A lot, actually. Taking the viewpoint that our training sessions are essentially an open-air classroom, we have taken the research of Christine Rubie-Davies and others, and incorporated it into our development programmes.

Thus, at Uni-Mount Bohemian AFC, we have promised to hold high expectations for all our young athletes.

Remaining steadfast to our ethos of ‘Football For All’, we do not, and will not, hold player trials.

Taking this one step further, we have flipped the trial process on its head by putting coaches, not players, on trial.

Players turn up to a training session; they assess the coach’s ability to provide an engaging, safe and enjoyable learning environment.

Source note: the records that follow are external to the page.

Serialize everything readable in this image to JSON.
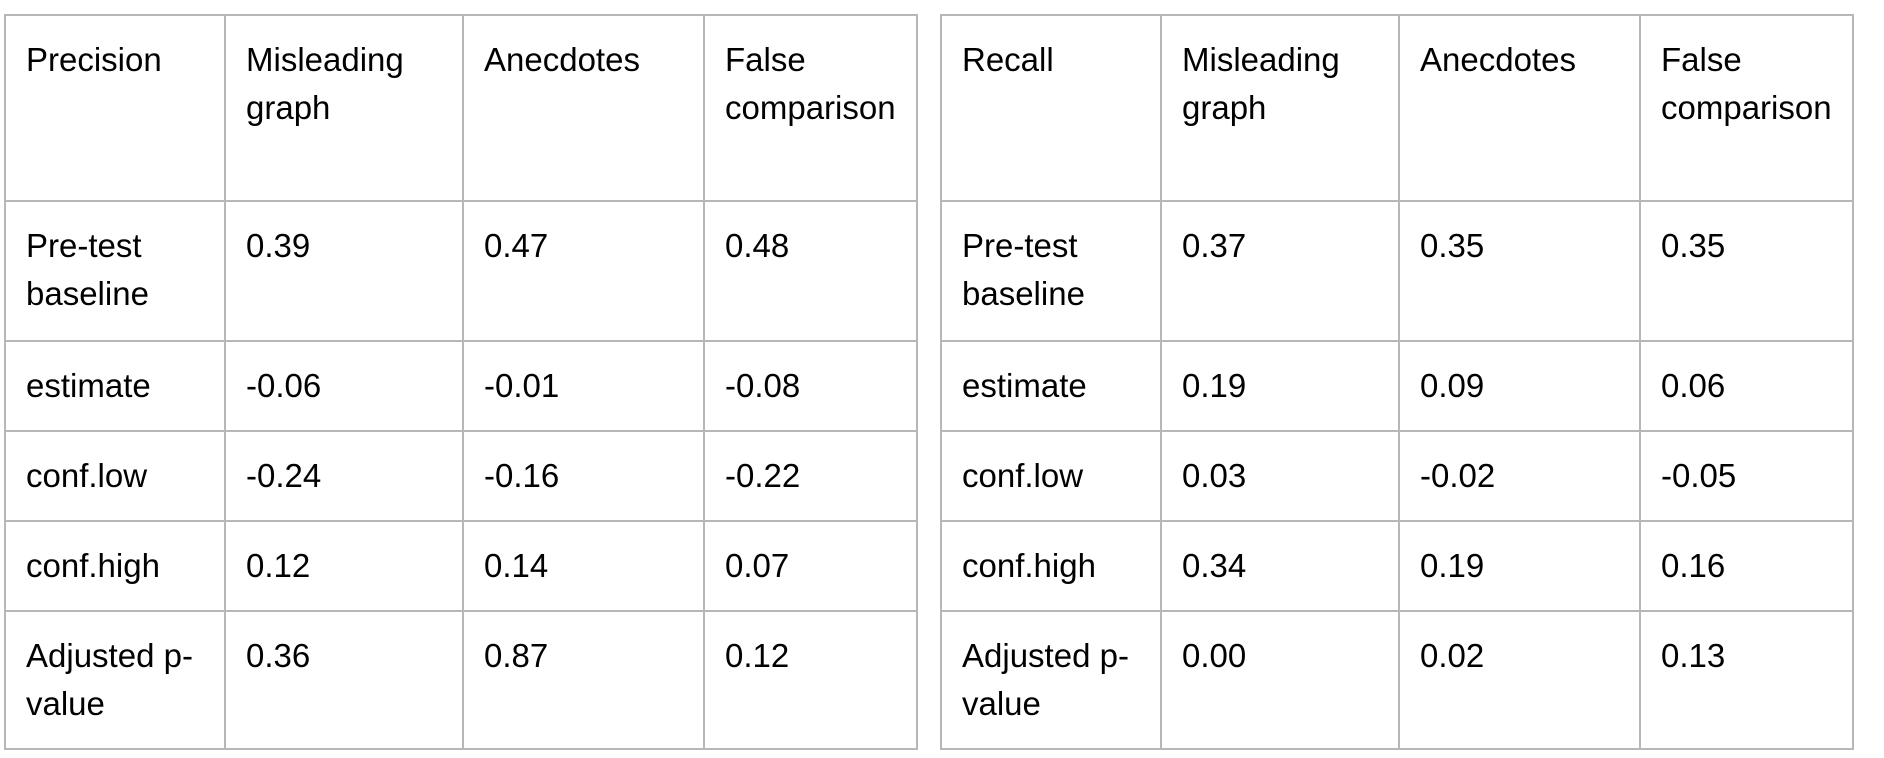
{
  "tables": [
    {
      "header": [
        "Precision",
        "Misleading graph",
        "Anecdotes",
        "False comparison"
      ],
      "rows": [
        [
          "Pre-test baseline",
          "0.39",
          "0.47",
          "0.48"
        ],
        [
          "estimate",
          "-0.06",
          "-0.01",
          "-0.08"
        ],
        [
          "conf.low",
          "-0.24",
          "-0.16",
          "-0.22"
        ],
        [
          "conf.high",
          "0.12",
          "0.14",
          "0.07"
        ],
        [
          "Adjusted p-value",
          "0.36",
          "0.87",
          "0.12"
        ]
      ]
    },
    {
      "header": [
        "Recall",
        "Misleading graph",
        "Anecdotes",
        "False comparison"
      ],
      "rows": [
        [
          "Pre-test baseline",
          "0.37",
          "0.35",
          "0.35"
        ],
        [
          "estimate",
          "0.19",
          "0.09",
          "0.06"
        ],
        [
          "conf.low",
          "0.03",
          "-0.02",
          "-0.05"
        ],
        [
          "conf.high",
          "0.34",
          "0.19",
          "0.16"
        ],
        [
          "Adjusted p-value",
          "0.00",
          "0.02",
          "0.13"
        ]
      ]
    }
  ],
  "colors": {
    "border": "#b7b7b7",
    "text": "#000000",
    "background": "#ffffff"
  }
}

If they like what they experience, they stay.

If not, they seek fulfilment elsewhere.

All our players then train together, play together and learn together.

The result of this innovative approach has been a joy to behold, laying the foundations for the astounding progress and development of all our young players.

At Uni-Mount Bohemian AFC, the precedent has been set.

It is time for all clubs to join us in ending the historical ritual of putting children on trial.

It can be done. It should be done for the betterment of all our young athletes.

Main photo credit: istockphoto Matimix.

References

[1] https://nzcurriculum.tki.org.nz/Curriculum-resources/NZC-Online-blog/Raising-the-bar-with-flexible-grouping

Altan Ramadan

Altan Ramadan has been the Director of Football at Auckland club Uni-Mount Bohemian since 2016. He is an OFC/NZF B Licence coach and is the founder and director of coaching at Top Flight Football Academy. He is a former national age group international for New Zealand.